According to the Guardian, the researchers started from human skin cells. Using a process called somatic cell nuclear transfer, which takes DNA from the skin cells and inserts them into egg cells, the researchers manipulated the cells to divide. Time magazine reports that the resulting cells contain embryonic stem cells, which, in turn, can turn into cells from any portion of the body. Starting from eight cells, the researchers were able to create four stem cell lines.

Bloomberg reports that the researchers honed a variety of techniques that contributed to their success. In order to increase the efficiency of the cells, they turned to a surprising ally: caffeine. Timing the transfer to when the cells were at their best state to transfer was also important. The researchers also used high-quality cells, suggesting that previous studies had been limited by the quality of their cells.

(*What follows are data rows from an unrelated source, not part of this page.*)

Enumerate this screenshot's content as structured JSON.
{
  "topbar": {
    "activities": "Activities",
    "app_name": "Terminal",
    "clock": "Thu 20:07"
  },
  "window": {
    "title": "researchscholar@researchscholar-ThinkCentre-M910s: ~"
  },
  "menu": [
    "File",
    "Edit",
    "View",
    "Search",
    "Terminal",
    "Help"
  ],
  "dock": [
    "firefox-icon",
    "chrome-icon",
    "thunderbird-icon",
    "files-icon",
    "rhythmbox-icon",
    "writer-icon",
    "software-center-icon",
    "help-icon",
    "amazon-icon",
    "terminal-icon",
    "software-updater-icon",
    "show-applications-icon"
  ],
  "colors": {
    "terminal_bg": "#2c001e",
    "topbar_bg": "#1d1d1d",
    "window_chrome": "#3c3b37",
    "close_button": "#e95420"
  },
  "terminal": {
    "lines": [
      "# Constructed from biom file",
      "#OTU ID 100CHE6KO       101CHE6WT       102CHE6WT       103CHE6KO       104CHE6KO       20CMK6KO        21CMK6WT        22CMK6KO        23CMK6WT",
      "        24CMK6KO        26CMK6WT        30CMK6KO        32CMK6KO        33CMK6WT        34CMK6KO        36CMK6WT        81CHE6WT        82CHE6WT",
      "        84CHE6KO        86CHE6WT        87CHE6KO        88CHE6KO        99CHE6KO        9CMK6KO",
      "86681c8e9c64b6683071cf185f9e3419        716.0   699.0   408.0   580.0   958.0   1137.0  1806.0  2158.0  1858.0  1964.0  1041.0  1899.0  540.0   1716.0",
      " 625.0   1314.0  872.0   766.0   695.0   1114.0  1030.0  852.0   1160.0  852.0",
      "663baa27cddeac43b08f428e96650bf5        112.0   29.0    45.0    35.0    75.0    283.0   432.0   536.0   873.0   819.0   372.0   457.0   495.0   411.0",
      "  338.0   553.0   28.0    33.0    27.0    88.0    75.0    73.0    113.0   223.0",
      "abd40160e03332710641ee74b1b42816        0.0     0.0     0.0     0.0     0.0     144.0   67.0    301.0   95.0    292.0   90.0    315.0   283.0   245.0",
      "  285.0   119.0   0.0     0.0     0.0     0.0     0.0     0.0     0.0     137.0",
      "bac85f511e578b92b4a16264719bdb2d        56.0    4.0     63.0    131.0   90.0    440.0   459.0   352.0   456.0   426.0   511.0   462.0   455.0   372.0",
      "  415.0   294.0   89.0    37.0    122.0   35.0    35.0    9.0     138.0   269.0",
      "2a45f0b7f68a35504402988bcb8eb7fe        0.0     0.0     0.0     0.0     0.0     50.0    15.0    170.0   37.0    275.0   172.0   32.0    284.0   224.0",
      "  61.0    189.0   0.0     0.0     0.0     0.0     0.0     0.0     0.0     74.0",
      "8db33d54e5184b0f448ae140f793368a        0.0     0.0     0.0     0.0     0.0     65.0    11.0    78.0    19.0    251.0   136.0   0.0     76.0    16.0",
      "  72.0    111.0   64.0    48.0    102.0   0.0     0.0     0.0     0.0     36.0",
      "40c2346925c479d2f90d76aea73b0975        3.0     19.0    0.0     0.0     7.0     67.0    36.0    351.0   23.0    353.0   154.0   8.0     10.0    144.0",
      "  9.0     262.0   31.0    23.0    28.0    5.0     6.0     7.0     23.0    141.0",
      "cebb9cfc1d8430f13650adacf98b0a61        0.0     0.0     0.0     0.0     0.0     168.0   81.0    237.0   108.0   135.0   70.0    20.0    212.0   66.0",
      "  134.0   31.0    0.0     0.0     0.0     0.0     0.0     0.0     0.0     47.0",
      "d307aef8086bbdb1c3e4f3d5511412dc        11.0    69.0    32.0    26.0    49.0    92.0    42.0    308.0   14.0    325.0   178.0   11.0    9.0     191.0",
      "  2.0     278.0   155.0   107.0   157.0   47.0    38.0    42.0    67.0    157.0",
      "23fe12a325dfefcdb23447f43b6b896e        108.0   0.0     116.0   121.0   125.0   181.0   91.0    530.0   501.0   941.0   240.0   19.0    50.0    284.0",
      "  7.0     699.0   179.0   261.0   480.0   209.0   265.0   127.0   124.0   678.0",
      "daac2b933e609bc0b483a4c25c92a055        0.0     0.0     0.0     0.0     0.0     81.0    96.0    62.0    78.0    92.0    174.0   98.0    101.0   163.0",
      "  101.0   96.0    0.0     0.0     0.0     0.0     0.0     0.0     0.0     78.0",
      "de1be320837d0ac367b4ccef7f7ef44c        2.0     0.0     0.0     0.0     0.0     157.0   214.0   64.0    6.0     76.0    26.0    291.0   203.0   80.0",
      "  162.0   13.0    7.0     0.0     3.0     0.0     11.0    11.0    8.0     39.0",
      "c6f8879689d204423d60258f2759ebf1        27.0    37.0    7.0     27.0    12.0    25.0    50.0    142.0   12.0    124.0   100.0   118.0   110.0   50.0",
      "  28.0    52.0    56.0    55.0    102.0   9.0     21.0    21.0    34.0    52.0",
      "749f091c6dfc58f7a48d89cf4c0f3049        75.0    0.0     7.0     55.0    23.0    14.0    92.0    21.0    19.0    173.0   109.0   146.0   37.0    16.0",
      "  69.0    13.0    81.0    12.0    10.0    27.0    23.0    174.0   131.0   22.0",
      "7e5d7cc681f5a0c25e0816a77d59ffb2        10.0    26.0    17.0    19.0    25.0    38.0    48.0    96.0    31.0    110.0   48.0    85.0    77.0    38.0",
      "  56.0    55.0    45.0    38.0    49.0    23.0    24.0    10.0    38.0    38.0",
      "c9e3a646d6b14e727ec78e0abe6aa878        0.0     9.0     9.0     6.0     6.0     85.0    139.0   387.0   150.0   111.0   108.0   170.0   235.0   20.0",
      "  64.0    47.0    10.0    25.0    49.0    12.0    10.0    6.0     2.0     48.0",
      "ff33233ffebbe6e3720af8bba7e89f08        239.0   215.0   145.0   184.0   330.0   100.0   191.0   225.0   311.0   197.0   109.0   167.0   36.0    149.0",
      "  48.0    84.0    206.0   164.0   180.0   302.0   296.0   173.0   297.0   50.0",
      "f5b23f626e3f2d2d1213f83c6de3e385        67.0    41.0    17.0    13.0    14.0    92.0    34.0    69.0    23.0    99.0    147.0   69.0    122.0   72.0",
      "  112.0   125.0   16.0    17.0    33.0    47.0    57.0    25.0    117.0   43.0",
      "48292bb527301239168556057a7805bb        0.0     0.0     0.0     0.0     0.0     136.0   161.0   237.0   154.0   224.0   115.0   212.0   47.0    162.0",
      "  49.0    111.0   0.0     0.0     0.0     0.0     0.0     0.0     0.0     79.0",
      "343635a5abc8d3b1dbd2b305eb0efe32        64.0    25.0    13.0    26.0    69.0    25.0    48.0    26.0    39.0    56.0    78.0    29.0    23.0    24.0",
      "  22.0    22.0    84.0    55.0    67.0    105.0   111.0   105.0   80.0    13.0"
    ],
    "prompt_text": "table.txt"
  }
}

It remains to be seen whether the technique will cause the embryonic stem cells to be better than the induced pluripotent cells, or human cells that are converted back to stem cells, or whether it will work as well with adult cells or in regions where healthy egg cells are not as plentiful. Regardless, researchers are hopeful that the science behind the study could help create regenerative medicine that could benefit patients with conditions as varied as Parkinson's disease and diabetes.